The precautions listed below should be considered very seriously and applied conscientiously in order to achieve a reduction of risk. And, of course, the fewer sexual partners one has, the smaller the overall risk. The most important elements that can make otherwise "unsafe" sex somewhat less risky are condoms and certain spermicides and lubricants. Their use does not guarantee complete safety but, in general, condoms and spermicides can and will play an important role in reducing the risk of infection with the AIDS virus. The following practices remain only "possibly safe" or "possibly unsafe."

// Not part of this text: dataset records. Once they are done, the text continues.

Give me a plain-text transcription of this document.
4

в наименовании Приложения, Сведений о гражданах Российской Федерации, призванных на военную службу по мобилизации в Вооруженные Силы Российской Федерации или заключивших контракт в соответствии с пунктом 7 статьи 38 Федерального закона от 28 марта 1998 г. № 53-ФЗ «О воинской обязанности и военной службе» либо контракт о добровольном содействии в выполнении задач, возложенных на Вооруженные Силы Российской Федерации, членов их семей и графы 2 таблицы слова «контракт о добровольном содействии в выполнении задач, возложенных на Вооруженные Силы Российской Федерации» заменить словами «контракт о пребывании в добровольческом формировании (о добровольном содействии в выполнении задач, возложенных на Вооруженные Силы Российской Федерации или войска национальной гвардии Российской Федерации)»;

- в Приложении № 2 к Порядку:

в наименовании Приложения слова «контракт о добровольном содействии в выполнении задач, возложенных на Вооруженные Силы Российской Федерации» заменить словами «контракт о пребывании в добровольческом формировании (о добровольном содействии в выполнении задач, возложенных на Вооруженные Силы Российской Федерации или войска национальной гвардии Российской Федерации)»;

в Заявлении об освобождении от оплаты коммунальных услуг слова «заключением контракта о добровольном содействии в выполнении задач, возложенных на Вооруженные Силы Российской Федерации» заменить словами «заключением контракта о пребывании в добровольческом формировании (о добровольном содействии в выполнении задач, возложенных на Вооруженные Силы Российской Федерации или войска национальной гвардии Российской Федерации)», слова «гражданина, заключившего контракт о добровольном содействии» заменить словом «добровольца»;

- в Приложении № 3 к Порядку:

Condom use is considered only "possibly safe" and not absolutely safe, as they are often used incorrectly. To correctly use a condom, always use new condoms. Keep a ready supply of condoms where they cannot be damaged by moisture or heat. Never test a condom by blowing it up. Put a dab of lubricant into the tip of the condom to increase sensation. Prevent any air bubbles from forming that could cause the condom to break. Put the condom on the fully erect penis and roll it down all the way to the bottom of the shaft. Generally, lubricate the vaginal entrance or the anus before entry. Use only a water-soluble lubricant. Upon withdrawal, hold tightly onto the base of the condom. After use, throw the condom away. Use a lubricant that contains nonoxynol-9, a mild detergent that kills not only sperm cells but also all kinds of other organisms, such as amoebas, the herpes virus, bacteria that could cause gonorrhea and syphilis, as well as the AIDS virus.

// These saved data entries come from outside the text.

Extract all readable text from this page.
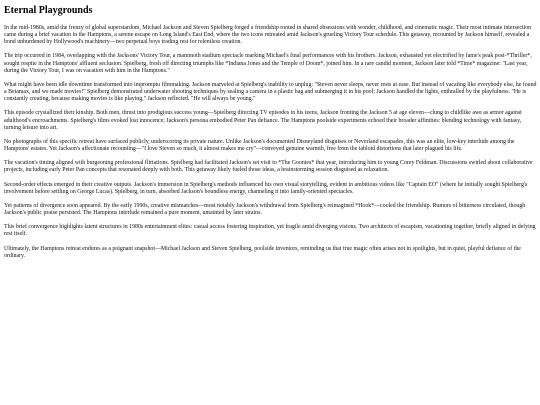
Eternal Playgrounds

In the mid-1980s, amid the frenzy of global superstardom, Michael Jackson and Steven Spielberg forged a friendship rooted in shared obsessions with wonder, childhood, and cinematic magic. Their most intimate intersection came during a brief vacation in the Hamptons, a serene escape on Long Island's East End, where the two icons retreated amid Jackson's grueling Victory Tour schedule. This getaway, recounted by Jackson himself, revealed a bond unburdened by Hollywood's machinery—two perpetual boys trading rest for relentless creation.

The trip occurred in 1984, overlapping with the Jacksons' Victory Tour, a mammoth stadium spectacle marking Michael's final performances with his brothers. Jackson, exhausted yet electrified by fame's peak post-*Thriller*, sought respite in the Hamptons' affluent seclusion. Spielberg, fresh off directing triumphs like *Indiana Jones and the Temple of Doom*, joined him. In a rare candid moment, Jackson later told *Time* magazine: "Last year, during the Victory Tour, I was on vacation with him in the Hamptons."

What might have been idle downtime transformed into impromptu filmmaking. Jackson marveled at Spielberg's inability to unplug: "Steven never sleeps, never rests at ease. But instead of vacating like everybody else, he found a Betamax, and we made movies!" Spielberg demonstrated underwater shooting techniques by sealing a camera in a plastic bag and submerging it in his pool; Jackson handled the lights, enthralled by the playfulness. "He is constantly creating, because making movies is like playing," Jackson reflected. "He will always be young."

This episode crystallized their kinship. Both men, thrust into prodigious success young—Spielberg directing TV episodes in his teens, Jackson fronting the Jackson 5 at age eleven—clung to childlike awe as armor against adulthood's encroachments. Spielberg's films evoked lost innocence; Jackson's persona embodied Peter Pan defiance. The Hamptons poolside experiments echoed their broader affinities: blending technology with fantasy, turning leisure into art.

No photographs of this specific retreat have surfaced publicly, underscoring its private nature. Unlike Jackson's documented Disneyland disguises or Neverland escapades, this was an elite, low-key interlude among the Hamptons' estates. Yet Jackson's affectionate recounting—"I love Steven so much, it almost makes me cry"—conveyed genuine warmth, free from the tabloid distortions that later plagued his life.

The vacation's timing aligned with burgeoning professional flirtations. Spielberg had facilitated Jackson's set visit to *The Goonies* that year, introducing him to young Corey Feldman. Discussions swirled about collaborative projects, including early Peter Pan concepts that resonated deeply with both. This getaway likely fueled those ideas, a brainstorming session disguised as relaxation.

Second-order effects emerged in their creative outputs. Jackson's immersion in Spielberg's methods influenced his own visual storytelling, evident in ambitious videos like "Captain EO" (where he initially sought Spielberg's involvement before settling on George Lucas). Spielberg, in turn, absorbed Jackson's boundless energy, channeling it into family-oriented spectacles.

Yet patterns of divergence soon appeared. By the early 1990s, creative mismatches—most notably Jackson's withdrawal from Spielberg's reimagined *Hook*—cooled the friendship. Rumors of bitterness circulated, though Jackson's public praise persisted. The Hamptons interlude remained a pure moment, untainted by later strains.

This brief convergence highlights latent structures in 1980s entertainment elites: casual access fostering inspiration, yet fragile amid diverging visions. Two architects of escapism, vacationing together, briefly aligned in defying rest itself.

Ultimately, the Hamptons retreat endures as a poignant snapshot—Michael Jackson and Steven Spielberg, poolside inventors, reminding us that true magic often arises not in spotlights, but in quiet, playful defiance of the ordinary.
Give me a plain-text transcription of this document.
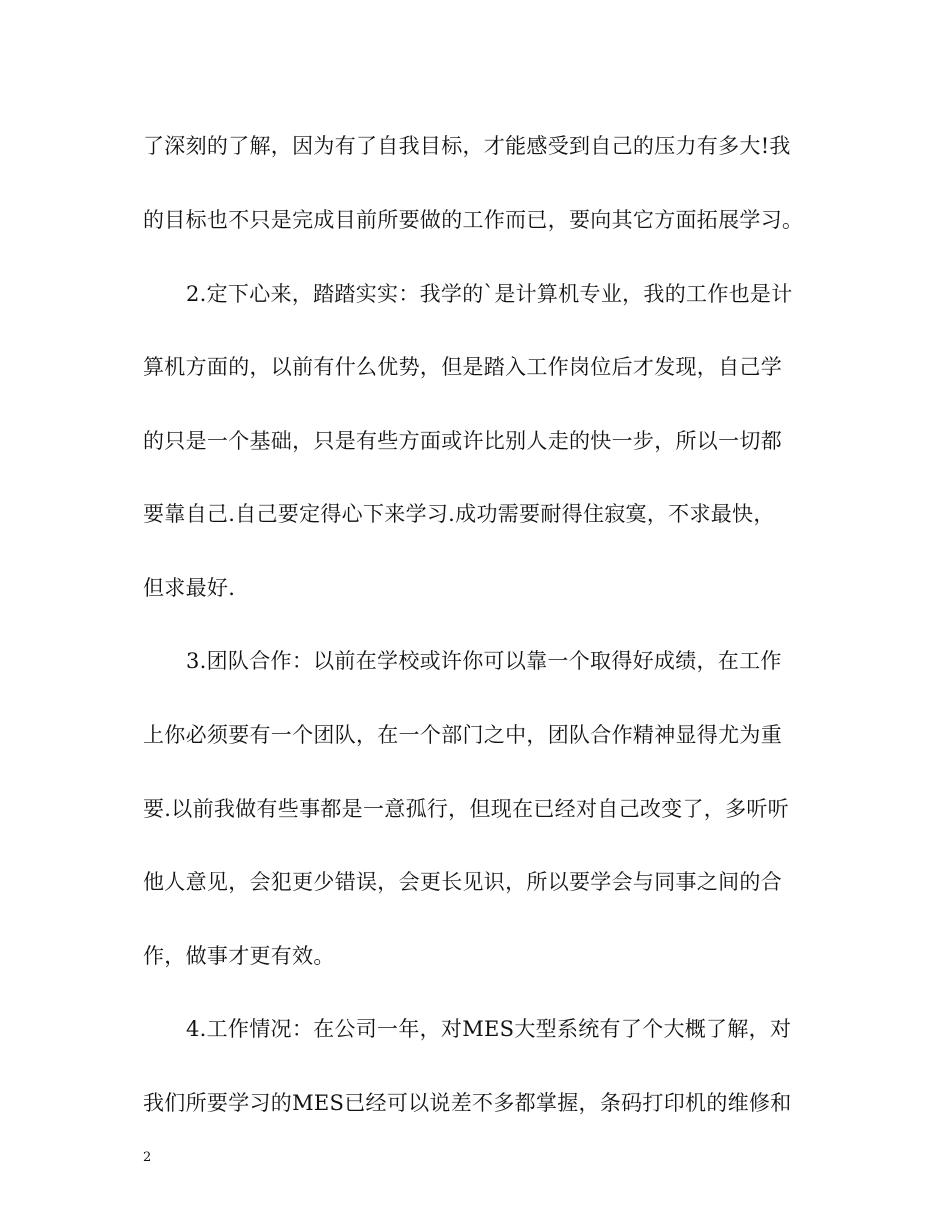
了深刻的了解，因为有了自我目标，才能感受到自己的压力有多大!我
的目标也不只是完成目前所要做的工作而已，要向其它方面拓展学习。
2.定下心来，踏踏实实：我学的`是计算机专业，我的工作也是计
算机方面的，以前有什么优势，但是踏入工作岗位后才发现，自己学
的只是一个基础，只是有些方面或许比别人走的快一步，所以一切都
要靠自己.自己要定得心下来学习.成功需要耐得住寂寞，不求最快，
但求最好.
3.团队合作：以前在学校或许你可以靠一个取得好成绩，在工作
上你必须要有一个团队，在一个部门之中，团队合作精神显得尤为重
要.以前我做有些事都是一意孤行，但现在已经对自己改变了，多听听
他人意见，会犯更少错误，会更长见识，所以要学会与同事之间的合
作，做事才更有效。
4.工作情况：在公司一年，对MES大型系统有了个大概了解，对
我们所要学习的MES已经可以说差不多都掌握，条码打印机的维修和
2
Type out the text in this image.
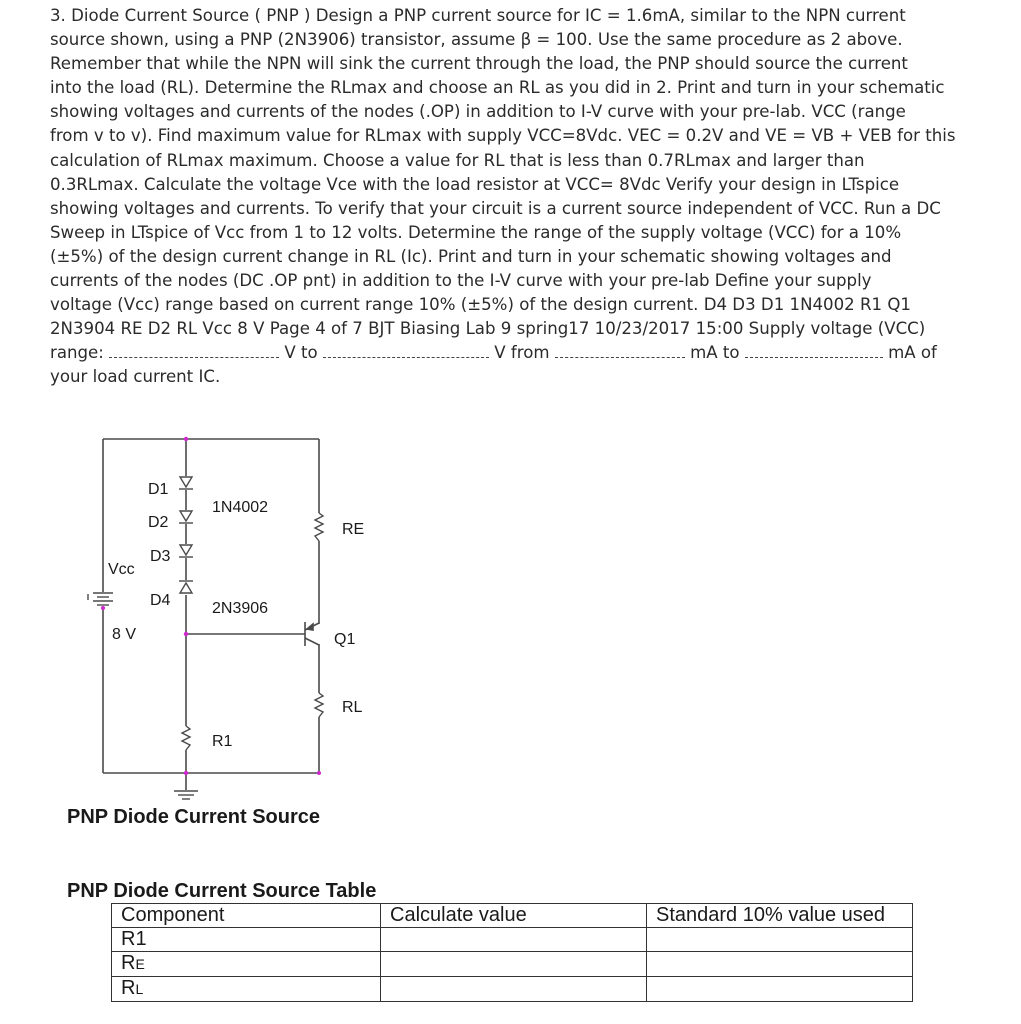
3. Diode Current Source ( PNP ) Design a PNP current source for IC = 1.6mA, similar to the NPN current
source shown, using a PNP (2N3906) transistor, assume β = 100. Use the same procedure as 2 above.
Remember that while the NPN will sink the current through the load, the PNP should source the current
into the load (RL). Determine the RLmax and choose an RL as you did in 2. Print and turn in your schematic
showing voltages and currents of the nodes (.OP) in addition to I-V curve with your pre-lab. VCC (range
from v to v). Find maximum value for RLmax with supply VCC=8Vdc. VEC = 0.2V and VE = VB + VEB for this
calculation of RLmax maximum. Choose a value for RL that is less than 0.7RLmax and larger than
0.3RLmax. Calculate the voltage Vce with the load resistor at VCC= 8Vdc Verify your design in LTspice
showing voltages and currents. To verify that your circuit is a current source independent of VCC. Run a DC
Sweep in LTspice of Vcc from 1 to 12 volts. Determine the range of the supply voltage (VCC) for a 10%
(±5%) of the design current change in RL (Ic). Print and turn in your schematic showing voltages and
currents of the nodes (DC .OP pnt) in addition to the I-V curve with your pre-lab Define your supply
voltage (Vcc) range based on current range 10% (±5%) of the design current. D4 D3 D1 1N4002 R1 Q1
2N3904 RE D2 RL Vcc 8 V Page 4 of 7 BJT Biasing Lab 9 spring17 10/23/2017 15:00 Supply voltage (VCC)
range:	V to	V from	mA to	mA of
your load current IC.
D1
D2
D3
Vcc
D4
8 V
1N4002
2N3906
RE
Q1
RL
R1
PNP Diode Current Source
PNP Diode Current Source Table
Component	Calculate value	Standard 10% value used
R1		
RE		
RL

Vaginal intercourse should be somewhat safe if the man uses a condom correctly and the woman uses a spermicide containing nonoxynol-9. This double precaution does reduce risk of infection and is strongly recommended whenever partners cannot be completely certain if either of them carries the virus.

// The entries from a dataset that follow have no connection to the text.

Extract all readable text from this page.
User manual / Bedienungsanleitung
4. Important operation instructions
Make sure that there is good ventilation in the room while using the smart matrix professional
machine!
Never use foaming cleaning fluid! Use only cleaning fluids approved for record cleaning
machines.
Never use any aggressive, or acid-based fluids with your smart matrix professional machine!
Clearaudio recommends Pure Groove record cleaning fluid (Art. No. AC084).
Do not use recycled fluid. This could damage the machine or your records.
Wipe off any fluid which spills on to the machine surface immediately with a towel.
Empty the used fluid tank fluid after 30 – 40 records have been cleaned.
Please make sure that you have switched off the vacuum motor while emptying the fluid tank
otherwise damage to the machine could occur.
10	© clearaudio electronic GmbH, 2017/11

Generally speaking, using a condom during anal intercourse does not offer the same level of protection as with vaginal intercourse. Nevertheless, a lubricant containing nonoxynol-9 should still be used as it does further reduce the risk. one should never use the same condom for both anal and vaginal intercourse.
French kissing, also called deep kissing or tongue kissing, is not considered completely safe, even though there has been no known case of HIV transmission in this way. The AIDS virus has been found in saliva, albeit in very low concentrations. An infection through kissing therefore is not very likely. If one of the partners carries the virus and the other suffers from bleeding gums or other injuries within the mouth, there could be danger. It seems wise, therefore, to consider long and intimate deep kisses to be somewhat risky.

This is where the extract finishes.